Test new metrics. So far every metric used to test this app has been a daily-recorded value or a cumulative value with no period, so the daily time period is the one supported in the dashboard. Some of this is simply writing new (or updated) views, but there are also considerations to make about how different periods will display. When does it make sense to display hourly measurements next to daily? or weekly? At some point this will become an issue that needs to be addressed.
More metadata. Beyond the numbers and lists we record, it would be great to provide ways to define more qualitative analyses. What is a good or bad number when talking about bounce rate or number of downloads or any other metric?

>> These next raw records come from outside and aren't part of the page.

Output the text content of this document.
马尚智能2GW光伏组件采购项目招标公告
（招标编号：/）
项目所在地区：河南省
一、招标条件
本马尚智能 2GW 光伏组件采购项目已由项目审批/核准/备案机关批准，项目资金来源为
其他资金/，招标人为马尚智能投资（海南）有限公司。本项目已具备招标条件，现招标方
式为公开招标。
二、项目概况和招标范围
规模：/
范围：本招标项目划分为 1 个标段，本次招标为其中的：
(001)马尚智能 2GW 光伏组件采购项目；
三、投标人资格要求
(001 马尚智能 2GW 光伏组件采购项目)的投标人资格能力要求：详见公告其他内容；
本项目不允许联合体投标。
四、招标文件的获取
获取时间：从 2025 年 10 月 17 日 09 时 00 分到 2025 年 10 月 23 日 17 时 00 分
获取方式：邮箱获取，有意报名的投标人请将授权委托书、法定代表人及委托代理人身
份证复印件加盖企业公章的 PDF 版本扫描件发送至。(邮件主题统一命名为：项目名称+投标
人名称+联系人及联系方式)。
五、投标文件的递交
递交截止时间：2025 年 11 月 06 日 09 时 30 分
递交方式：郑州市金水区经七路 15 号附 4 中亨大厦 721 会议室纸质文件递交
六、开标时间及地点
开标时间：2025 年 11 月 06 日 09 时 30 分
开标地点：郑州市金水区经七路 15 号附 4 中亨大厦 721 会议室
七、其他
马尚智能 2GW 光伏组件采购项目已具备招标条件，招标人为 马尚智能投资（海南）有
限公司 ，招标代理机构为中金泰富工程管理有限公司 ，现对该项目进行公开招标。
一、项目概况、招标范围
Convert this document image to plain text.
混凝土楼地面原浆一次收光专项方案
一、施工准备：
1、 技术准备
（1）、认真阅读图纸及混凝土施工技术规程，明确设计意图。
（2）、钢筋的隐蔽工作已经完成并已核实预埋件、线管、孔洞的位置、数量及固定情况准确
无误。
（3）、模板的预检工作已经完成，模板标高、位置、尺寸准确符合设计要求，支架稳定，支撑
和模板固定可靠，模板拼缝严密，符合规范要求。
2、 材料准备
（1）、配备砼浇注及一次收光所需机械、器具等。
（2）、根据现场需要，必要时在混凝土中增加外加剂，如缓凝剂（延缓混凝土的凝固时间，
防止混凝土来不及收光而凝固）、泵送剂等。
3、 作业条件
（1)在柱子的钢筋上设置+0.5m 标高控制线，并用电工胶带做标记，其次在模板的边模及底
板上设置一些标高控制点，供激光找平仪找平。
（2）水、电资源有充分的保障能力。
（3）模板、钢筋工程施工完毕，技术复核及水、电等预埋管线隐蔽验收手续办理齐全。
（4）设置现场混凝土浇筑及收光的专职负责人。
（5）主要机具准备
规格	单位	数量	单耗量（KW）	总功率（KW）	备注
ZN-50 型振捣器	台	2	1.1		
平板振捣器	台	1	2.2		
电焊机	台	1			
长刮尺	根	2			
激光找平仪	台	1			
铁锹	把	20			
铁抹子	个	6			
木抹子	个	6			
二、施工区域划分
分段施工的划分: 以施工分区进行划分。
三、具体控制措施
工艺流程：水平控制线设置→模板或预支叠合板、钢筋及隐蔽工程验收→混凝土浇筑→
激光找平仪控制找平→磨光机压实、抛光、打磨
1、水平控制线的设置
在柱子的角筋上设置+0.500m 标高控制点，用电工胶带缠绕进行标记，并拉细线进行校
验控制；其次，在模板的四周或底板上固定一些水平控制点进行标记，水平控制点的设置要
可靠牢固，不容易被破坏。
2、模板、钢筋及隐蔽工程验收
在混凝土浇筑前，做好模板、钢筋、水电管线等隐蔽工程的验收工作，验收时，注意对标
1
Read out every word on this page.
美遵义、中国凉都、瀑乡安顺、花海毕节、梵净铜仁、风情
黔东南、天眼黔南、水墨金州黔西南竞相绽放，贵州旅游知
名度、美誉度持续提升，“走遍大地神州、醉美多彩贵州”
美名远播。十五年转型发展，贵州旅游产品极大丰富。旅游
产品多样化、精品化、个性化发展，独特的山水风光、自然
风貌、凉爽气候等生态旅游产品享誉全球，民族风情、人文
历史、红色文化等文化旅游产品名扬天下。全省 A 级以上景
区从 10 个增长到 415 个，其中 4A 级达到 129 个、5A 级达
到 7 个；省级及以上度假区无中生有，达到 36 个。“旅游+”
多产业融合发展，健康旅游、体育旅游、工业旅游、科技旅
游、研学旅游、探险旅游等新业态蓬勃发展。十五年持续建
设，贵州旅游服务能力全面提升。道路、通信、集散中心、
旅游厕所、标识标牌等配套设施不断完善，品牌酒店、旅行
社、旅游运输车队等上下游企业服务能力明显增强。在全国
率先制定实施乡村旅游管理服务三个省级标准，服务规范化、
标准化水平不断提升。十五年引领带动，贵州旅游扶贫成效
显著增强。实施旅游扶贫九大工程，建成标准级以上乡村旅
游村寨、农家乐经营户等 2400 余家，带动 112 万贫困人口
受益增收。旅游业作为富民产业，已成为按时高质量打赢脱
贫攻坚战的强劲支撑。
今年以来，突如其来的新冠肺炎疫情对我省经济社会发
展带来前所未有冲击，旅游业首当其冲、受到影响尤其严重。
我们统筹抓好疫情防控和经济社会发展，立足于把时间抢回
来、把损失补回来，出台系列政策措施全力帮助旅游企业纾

Build admin tools for configuration and customization. In order to support more customization options, it makes sense to build out an admin that allows the customization of views and observation metadata in the admin web interface. Currently some of the customization is in the admin (creating Project, Unit, and Metric objects), while some pieces are in JSON files (connecting Project’s to Google Analytics, for example). A truly flexible dashboard will allow site administrator’s to handle configuration, define additional metadata (used to provide additional options used in rendering templates), and control view output via the admin interface. It will be important to find the right balance between flexibility and simplicity.

Moving forward

Lapidus seeks to address some of Sunlight’s analytics reporting needs while remaining flexibility enough for others to adapt to their metrics needs. We’ve put our code on Github; we hope those with similar needs will find it useful.